A divergence of practice between the registrars of the Chancery Division and the district judges of the County Court was noted and addressed in Halabi v London Borough of Camden and another.
Ms Halabi was adjudged bankrupt in March 2007 on Camden’s petition based upon unpaid rates of approximately £12,500, only a small element of which was unproven. She obtained funds from a commercial lender sufficient to discharge the proven debt and applied to annul the bankruptcy under section 282(1)(b) of the Insolvency Act 1986, which provides “The court may annul a bankruptcy order if it at any time appears to the court – … (b) that, to the extent required for by the rules, the bankruptcy debts and the expenses of the bankruptcy have all, since the making of the order, been either paid or secured for to the satisfaction of the court.”.
At the hearing, Ms Halabi sought to rely upon her solicitor’s undertaking to hold those funds in his client account until the bankruptcy order was discharged. This has been a common practice on annulment applications before the County Court, which generally treats a solicitor’s undertaking as tantamount to payment in the context of bankruptcy proceedings. However, the bankruptcy registrar was not prepared to accept that undertaking as sufficient for the purposes of section 282. The matter was therefore referred to the Judge for a ruling as to the status of a solicitor’s undertaking in such circumstances.
The principal question for John Jarvis Q.C., sitting as a deputy judge, was whether the word “paid” in section 282 was an absolute concept, or whether it was qualified by the words “to the satisfaction of the court”. Ms Halabi’s counsel argued for the qualification, which would have rendered valid the County Court’s approach to solicitors’ undertakings in this context. However, the Judge held that on a proper construction of the statute the “satisfaction of the court” applied only to the provision of security, not to the concept of payment. Accordingly it was not possible for the court to exercise its discretion under s.282(1)(b) in a payment case unless there had been actual payment made, and the practice adopted by the County Court with regard to solicitor’s undertakings was therefore outside its jurisdiction.
Had matters ended there, it would have been a disastrous ruling not just for Ms Halabi, but also for many other bankrupts in the future seeking to address financial problems and escape from bankruptcy by payment of their debts. However, the Judge was not unsympathetic to the situation and found himself able to provide an alternative route to annulment for such individuals. Notwithstanding the frequently expressed view that an order for annulment cannot be made in a conditional form because such an order would be contrary to the statutory scheme (see, for example, Halsbury’s Laws of England volume 3(2) paragraph 147), the Judge held that a conditional order was appropriate in this case, following the dicta of Ferris J in Engel v Peri. He therefore ordered that there be an annulment of the bankruptcy to take effect only once the trustee in bankruptcy had notified the court that the bankruptcy debts had been paid and the unproven element of the petition debt had been secured.

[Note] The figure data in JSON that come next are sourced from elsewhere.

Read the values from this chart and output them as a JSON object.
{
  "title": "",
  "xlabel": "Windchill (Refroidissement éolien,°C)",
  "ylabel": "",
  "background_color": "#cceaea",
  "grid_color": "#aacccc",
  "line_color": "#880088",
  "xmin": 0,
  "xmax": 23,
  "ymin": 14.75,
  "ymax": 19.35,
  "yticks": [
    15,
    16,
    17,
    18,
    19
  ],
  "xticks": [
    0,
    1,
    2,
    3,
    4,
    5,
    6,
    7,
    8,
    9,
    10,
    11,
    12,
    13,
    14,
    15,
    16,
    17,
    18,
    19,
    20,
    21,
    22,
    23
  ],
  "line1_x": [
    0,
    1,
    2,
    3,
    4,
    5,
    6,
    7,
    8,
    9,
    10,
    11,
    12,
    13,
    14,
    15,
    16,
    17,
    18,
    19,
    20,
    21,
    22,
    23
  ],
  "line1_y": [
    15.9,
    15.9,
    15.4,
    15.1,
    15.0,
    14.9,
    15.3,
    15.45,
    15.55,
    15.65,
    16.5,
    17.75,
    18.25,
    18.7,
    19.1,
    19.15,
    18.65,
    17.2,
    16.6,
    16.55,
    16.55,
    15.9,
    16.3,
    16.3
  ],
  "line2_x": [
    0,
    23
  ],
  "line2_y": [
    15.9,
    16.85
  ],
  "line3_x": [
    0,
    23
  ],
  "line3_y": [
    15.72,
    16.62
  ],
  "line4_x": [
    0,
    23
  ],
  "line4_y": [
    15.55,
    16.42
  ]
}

Subject to any appeal against this ruling, it seems that County Courts will have to desist from accepting a solicitor’s undertaking as sufficient to satisfy the “paid” element of the section 282 test, and that in future the better course for a bankrupt in Ms Halabi’s situation will be to apply for a conditional annulment order.
However, the judgment is open to criticism and should therefore be viewed with caution, for the time being at least. In particular, it is arguable that the Judge should not on the one hand rule out the qualification of the court’s satisfaction in respect of the word “paid”, drawing a distinction between payment and security, and then on the other hand rely upon Ferris J’s dicta as to conditional orders which are based upon that very element of court satisfaction and the provision of sufficient security.

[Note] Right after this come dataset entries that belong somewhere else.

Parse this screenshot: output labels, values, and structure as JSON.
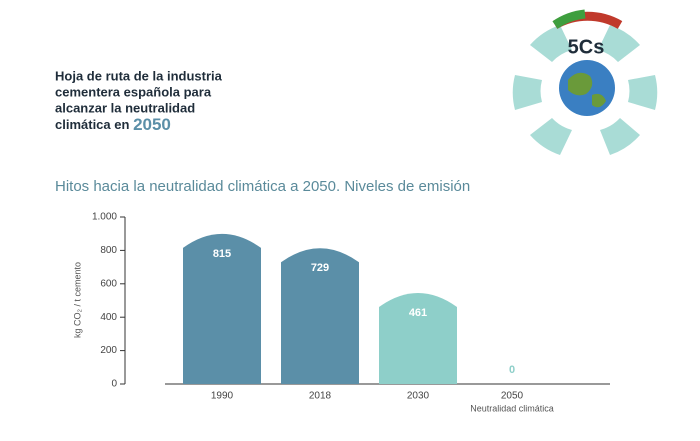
{
  "header": {
    "lines": [
      "Hoja de ruta de la industria",
      "cementera española para",
      "alcanzar la neutralidad",
      "climática en"
    ],
    "year": "2050"
  },
  "logo": {
    "text": "5Cs"
  },
  "chart_data": {
    "type": "bar",
    "title": "Hitos hacia la neutralidad climática a 2050. Niveles de emisión",
    "ylabel": "kg CO₂ / t cemento",
    "categories": [
      "1990",
      "2018",
      "2030",
      "2050"
    ],
    "sublabels": [
      null,
      null,
      null,
      "Neutralidad climática"
    ],
    "values": [
      815,
      729,
      461,
      0
    ],
    "colors": [
      "#5b8fa8",
      "#5b8fa8",
      "#8ecfc9",
      "#8ecfc9"
    ],
    "ylim": [
      0,
      1000
    ],
    "yticks": [
      0,
      200,
      400,
      600,
      800,
      {
        "value": 1000,
        "label": "1.000"
      }
    ]
  }
}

Furthermore, the ruling in Halabi as reported in the All England Reports Digest appears to involve the wholesale delegation to the trustee in bankruptcy of the court’s power to ascertain whether or not payment of the debts shall have been made at an unspecified date in the future, and provides that upon notification of the trustee’s decision (regardless of when that takes place and in what circumstances) there shall be an automatic annulment without any exercise of judicial discretion at that stage. The Court is not supposed to annul without a proper investigation of the facts. It is a somewhat tortuous exercise to seat such an order comfortably with the wording of section 282(1)(b), particularly in the light of the Judge’s interpretation of that provision. If the court’s discretion to annul under section 282 does not come into existence until the debts have been “paid”, and if a solicitor’s undertaking cannot constitute payment for these purposes, how can the court purport to exercise that discretion at a time when no payment has been made? If there is no discretion at the date of the hearing because the section has clearly not been satisfied, it must be arguable that the court is unable to make even a conditional order for annulment.

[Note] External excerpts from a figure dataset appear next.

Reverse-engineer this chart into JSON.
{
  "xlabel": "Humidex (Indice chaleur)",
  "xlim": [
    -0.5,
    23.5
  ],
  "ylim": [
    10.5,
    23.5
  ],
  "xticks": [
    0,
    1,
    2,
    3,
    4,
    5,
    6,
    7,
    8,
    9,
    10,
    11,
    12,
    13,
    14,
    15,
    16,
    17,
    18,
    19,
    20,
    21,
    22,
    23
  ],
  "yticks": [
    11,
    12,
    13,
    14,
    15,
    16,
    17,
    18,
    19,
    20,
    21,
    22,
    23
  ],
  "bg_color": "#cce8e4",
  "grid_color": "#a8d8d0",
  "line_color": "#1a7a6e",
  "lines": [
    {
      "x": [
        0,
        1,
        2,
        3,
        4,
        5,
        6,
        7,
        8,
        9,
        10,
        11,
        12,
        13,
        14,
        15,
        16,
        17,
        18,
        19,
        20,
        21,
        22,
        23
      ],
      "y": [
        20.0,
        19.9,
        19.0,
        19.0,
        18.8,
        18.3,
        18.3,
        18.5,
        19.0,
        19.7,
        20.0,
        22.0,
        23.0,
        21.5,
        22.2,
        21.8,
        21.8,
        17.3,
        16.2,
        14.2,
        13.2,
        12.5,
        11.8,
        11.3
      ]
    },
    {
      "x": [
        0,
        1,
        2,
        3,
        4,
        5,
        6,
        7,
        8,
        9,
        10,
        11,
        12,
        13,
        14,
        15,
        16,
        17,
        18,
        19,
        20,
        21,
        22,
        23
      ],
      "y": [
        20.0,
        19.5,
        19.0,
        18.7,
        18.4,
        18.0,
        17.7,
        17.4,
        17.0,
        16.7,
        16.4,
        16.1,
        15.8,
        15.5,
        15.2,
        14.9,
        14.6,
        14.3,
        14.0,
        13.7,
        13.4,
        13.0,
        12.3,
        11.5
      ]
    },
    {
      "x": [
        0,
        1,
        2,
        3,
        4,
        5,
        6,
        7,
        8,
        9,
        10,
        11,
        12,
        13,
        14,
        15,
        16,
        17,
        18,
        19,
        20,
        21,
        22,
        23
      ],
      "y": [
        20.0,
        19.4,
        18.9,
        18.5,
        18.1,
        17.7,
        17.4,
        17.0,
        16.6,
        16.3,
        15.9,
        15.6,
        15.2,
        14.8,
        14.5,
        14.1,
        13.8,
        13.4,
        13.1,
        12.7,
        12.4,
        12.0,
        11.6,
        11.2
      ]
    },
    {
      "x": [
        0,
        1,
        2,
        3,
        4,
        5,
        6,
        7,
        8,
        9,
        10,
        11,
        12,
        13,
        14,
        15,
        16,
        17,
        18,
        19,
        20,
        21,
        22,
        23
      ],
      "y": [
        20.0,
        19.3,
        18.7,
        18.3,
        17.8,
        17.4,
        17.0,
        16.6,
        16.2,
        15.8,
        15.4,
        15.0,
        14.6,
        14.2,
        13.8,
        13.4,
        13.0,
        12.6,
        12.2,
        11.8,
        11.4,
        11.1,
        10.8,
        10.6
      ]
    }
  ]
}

Accordingly, it is suggested that those representing bankrupts on applications to annul in such circumstances should proceed with caution and consider seeking various alternative forms of immediate and conditional order from the relevant court. Perhaps the safest route is to provide security for the debt by payment into Court or third party guarantee, worded so as to satisfy the court under the latter part of section 282(1)(b) and to avoid the pitfalls of the now absolute requirement of payment.